Defesa de empresária presa em caso de agressão cita possível transtorno mental

Laudo confirma voz em áudios e defesa de empresária muda estratégia

Fonte: Da redação

Após a confirmação pericial de que os áudios anexados à investigação pertencem à empresária Carolina Sthela Ferreira dos Anjos, a defesa da acusada passou a sustentar a possibilidade de que ela tenha transtornos mentais. Carolina está presa por suspeita de agredir e torturar a empregada doméstica grávida Samara Regina, de 19 anos, em Paço do Lumiar, na Região Metropolitana de São Luís.
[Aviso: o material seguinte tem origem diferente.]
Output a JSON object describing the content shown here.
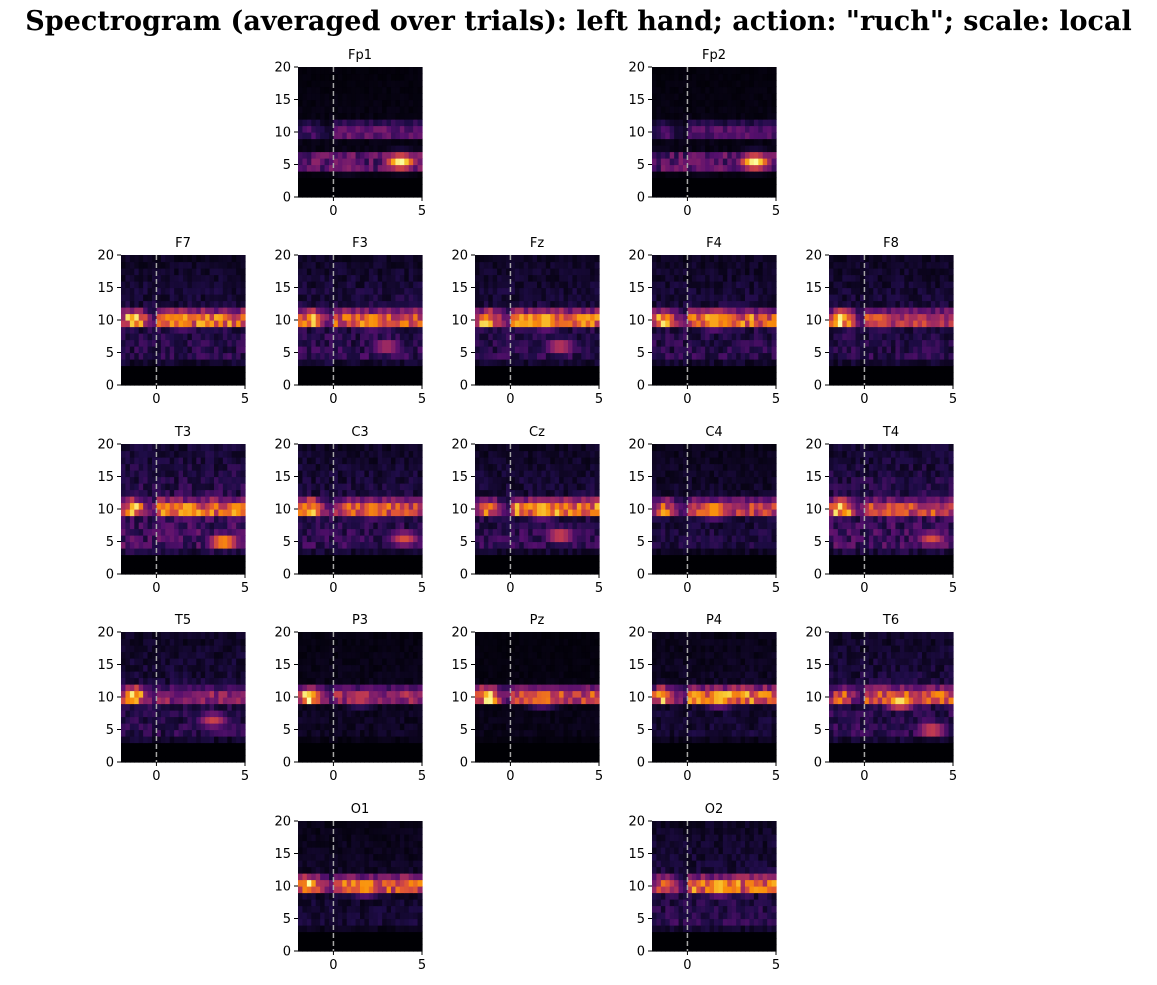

A nova linha adotada pelos advogados surgiu após a conclusão dos laudos do Instituto de Criminalística da Polícia Civil do Maranhão, que apontaram que a voz presente nas gravações é da própria empresária. Nos áudios, ela relata agressões praticadas contra a jovem e menciona detalhes da violência investigada pela polícia.

O advogado Otoniel D’Oliveira Chagas afirmou que Carolina pode apresentar distúrbios psicológicos. “A Carolina, ela provavelmente tem algum distúrbio psicológico, ou borderline, ou dupla personalidade, e isso deve ser levado em conta”, declarou.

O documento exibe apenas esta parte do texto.